Proses Rekrutmen dan Perakitan Pesawat yang Super Ketat
Industri aerospasial Korea, khususnya Korea Aerospace Industry (KAI), merupakan salah satu sektor yang mengerjakan berbagai jenis kendaraan udara dan laut, tidak hanya pesawat jet tempur namun juga pesawat komersil kecil, pesawat latih, helikopter, serta kendaraan tanpa awak baik di udara maupun di laut. Kerja di bidang ini tidak bisa dianggap sepele, karena berkaitan langsung dengan keselamatan nyawa orang ketika pesawat atau kendaraan lainnya digunakan.
Oleh karena itu, proses rekrutmen untuk pekerja yang akan terlibat dalam perakitan dan pengelolaan produk KAI dilakukan dengan seleksi yang sangat ketat.
"Tidak hanya kemampuan dan keahlian teknis yang menjadi fokus, melainkan juga aspek moral dan mental calon pekerja. Pekerjaan di industri ini sangat menuntut detail dan bisa memberikan tekanan tinggi, bahkan bisa dikatakan bahwa tidak boleh ada satu helai rambut pun yang jatuh pada mesin selama proses produksi, " kata Direktur PT. Prima Duta Sejati, Maxixe Mantofa.
Selain itu, lanjut Maxixe, pekerja harus memiliki ketahanan mental yang kuat untuk menghadapi berbagai perubahan, mulai dari cuaca, budaya, hingga tantangan berbahasa.

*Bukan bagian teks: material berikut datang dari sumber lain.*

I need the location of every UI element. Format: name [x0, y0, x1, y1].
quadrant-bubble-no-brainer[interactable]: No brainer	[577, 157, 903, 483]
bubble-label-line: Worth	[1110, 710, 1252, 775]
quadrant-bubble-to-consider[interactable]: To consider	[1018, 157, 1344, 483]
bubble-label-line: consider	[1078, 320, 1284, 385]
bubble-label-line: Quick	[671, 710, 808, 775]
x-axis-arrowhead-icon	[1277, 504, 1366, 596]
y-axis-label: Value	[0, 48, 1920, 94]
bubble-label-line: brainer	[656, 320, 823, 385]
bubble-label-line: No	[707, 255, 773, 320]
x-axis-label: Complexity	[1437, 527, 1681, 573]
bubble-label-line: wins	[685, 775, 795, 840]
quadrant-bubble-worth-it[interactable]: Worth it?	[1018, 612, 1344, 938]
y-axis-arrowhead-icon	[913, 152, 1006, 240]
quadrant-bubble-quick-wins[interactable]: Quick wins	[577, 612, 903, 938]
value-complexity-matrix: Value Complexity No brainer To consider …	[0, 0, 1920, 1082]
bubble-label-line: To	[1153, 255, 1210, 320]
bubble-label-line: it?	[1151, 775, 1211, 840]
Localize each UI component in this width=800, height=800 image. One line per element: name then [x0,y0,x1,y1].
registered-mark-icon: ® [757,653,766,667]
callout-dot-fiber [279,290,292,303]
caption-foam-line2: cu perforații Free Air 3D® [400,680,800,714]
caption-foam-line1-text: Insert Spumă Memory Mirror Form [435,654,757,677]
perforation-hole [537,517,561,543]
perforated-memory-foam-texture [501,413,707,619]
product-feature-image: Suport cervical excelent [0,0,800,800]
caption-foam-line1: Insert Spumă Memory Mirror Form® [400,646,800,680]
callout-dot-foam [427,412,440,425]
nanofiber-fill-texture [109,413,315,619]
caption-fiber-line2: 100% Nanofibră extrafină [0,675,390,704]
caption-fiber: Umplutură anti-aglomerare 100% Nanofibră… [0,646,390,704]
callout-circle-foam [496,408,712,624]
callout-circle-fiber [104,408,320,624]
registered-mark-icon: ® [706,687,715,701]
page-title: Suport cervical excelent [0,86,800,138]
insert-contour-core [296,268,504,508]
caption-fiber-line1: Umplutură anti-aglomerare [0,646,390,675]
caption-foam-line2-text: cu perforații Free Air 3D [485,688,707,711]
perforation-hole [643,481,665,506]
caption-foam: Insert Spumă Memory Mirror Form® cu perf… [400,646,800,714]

Kemampuan berbahasa Korea menjadi salah satu poin penting yang mendapat apresiasi dari pihak terkait, termasuk Menteri dan Dubes Korea di Indonesia.
"Hal ini karena komunikasi yang jelas mencegah terjadinya miskomunikasi, yang bisa berujung pada perselisihan dan masalah baru. Selain bahasa, pihak pengelola juga melakukan pemeriksaan menyeluruh mulai dari kondisi kesehatan mengikuti standar medis Korea yang sangat ketat, sampai latar belakang pendidikan, pengalaman kerja, dan keterampilan yang diuji di balai latihan kerja di Pasuruan, " paparnya.
Setelah memenuhi syarat tahap awal, calon pekerja akan melalui wawancara secara daring melalui Zoom dan kemudian wawancara langsung ketika pihak Korea datang untuk memverifikasi keterampilan dan kedisiplinan. Disiplin menjadi poin yang tidak bisa dinegosiasikan; bahkan jika ada yang terlambat masuk kelas sekali saja, proses seleksi akan dihentikan.
"Standar yang diterapkan mengacu pada praktik internasional, bukan standar yang fleksibel seperti yang sering dikaitkan dengan kondisi di Indonesia, " kata Maxixe.
Perusahaan yang bekerja sama dengan KAI juga menempatkan pekerja di sektor lain seperti galangan kapal Hanwha Ocean Group, yang membuat berbagai jenis kapal mulai dari kapal selam, kapal perang, hingga kapal kontainer dan tanker.
"Saat ini sudah ada lebih dari 500-600 pekerja yang ditempatkan di sana. Konsep pelatihan pekerja diasosiasikan dengan persiapan tentara sebelum masuk medan perang, semua kemampuan harus dipersiapkan terlebih dahulu agar mereka bisa bekerja dengan baik dan aman, " ujarnya.
Dengan pelatihan yang baik, perlindungan terhadap pekerja akan menjadi lebih mudah, kecuali jika mereka sendiri melakukan tindakan yang tidak pantas atau kriminal yang berada di luar cakupan perlindungan.